Phil turned a deaf ear. Scrambling up the nearest tree, he perched himself astride one of the branches best adapted for his purpose, and then proceeded to declaim:

“Will you buzz behind my coffin?”
Begged a butterfly, “dear bee;
For that insect-butcher, Andrew,
Will soon have slaughtered me.
No more upon my painted wings
My slender form will soar,
And, midst the flowers in sunny hours,
You’ll never see me more.”

“Oh! cruel is the havoc made
By Andrew’s net and pin;
There’s no one left to mourn me now,
Of all my kith and kin.
’Twas only yesterday I found
A widowed moth in tears,
‘My husband’s corpse lies stretched,’ she sobbed,
‘On one of his cork biers.’
Then will you buzz behind my coffin?”
Once more he asked the bee,
“Right gladly,” quoth that insect,
“If you’re sure he won’t kill me.”

“And now, gentlemen and ladies, you’ll kindly join in the chorus,” said Phil, “I’ll lead it.”
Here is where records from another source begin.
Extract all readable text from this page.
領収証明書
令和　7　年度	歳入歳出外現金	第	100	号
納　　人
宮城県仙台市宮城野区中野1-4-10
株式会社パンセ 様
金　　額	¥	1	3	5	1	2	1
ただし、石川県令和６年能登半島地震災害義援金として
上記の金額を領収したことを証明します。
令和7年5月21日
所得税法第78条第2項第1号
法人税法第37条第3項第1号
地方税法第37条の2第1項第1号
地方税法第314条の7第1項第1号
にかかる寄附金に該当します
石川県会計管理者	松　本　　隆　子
“Then down with Butcher Andrew!”
Hark, all the insects cry,
“Let him be caught, and pinned on cork,”
Moans every butterfly.

And the chorus was taken up with such goodwill, and so much noise, that every owl within a radius of at least a mile must have been startled from his afternoon’s nap, whilst old widow Pugsley, who was a proverb for deafness, paused in her hay-tossing to remark that “Mussa Busson had a rare lot of merry youngsters down yonder in the Cuckoo-copse.”

CHAPTER VII.
COMING TO BLOWS.

UNFORTUNATELY, they were not all having a song together down in that shady copse.

Faith had, indeed, been coerced into joining the chorus; with Jack shouting it into one ear, and Di shrieking into the other, it would have been vain to resist, but Andrew was as dumb as a fish.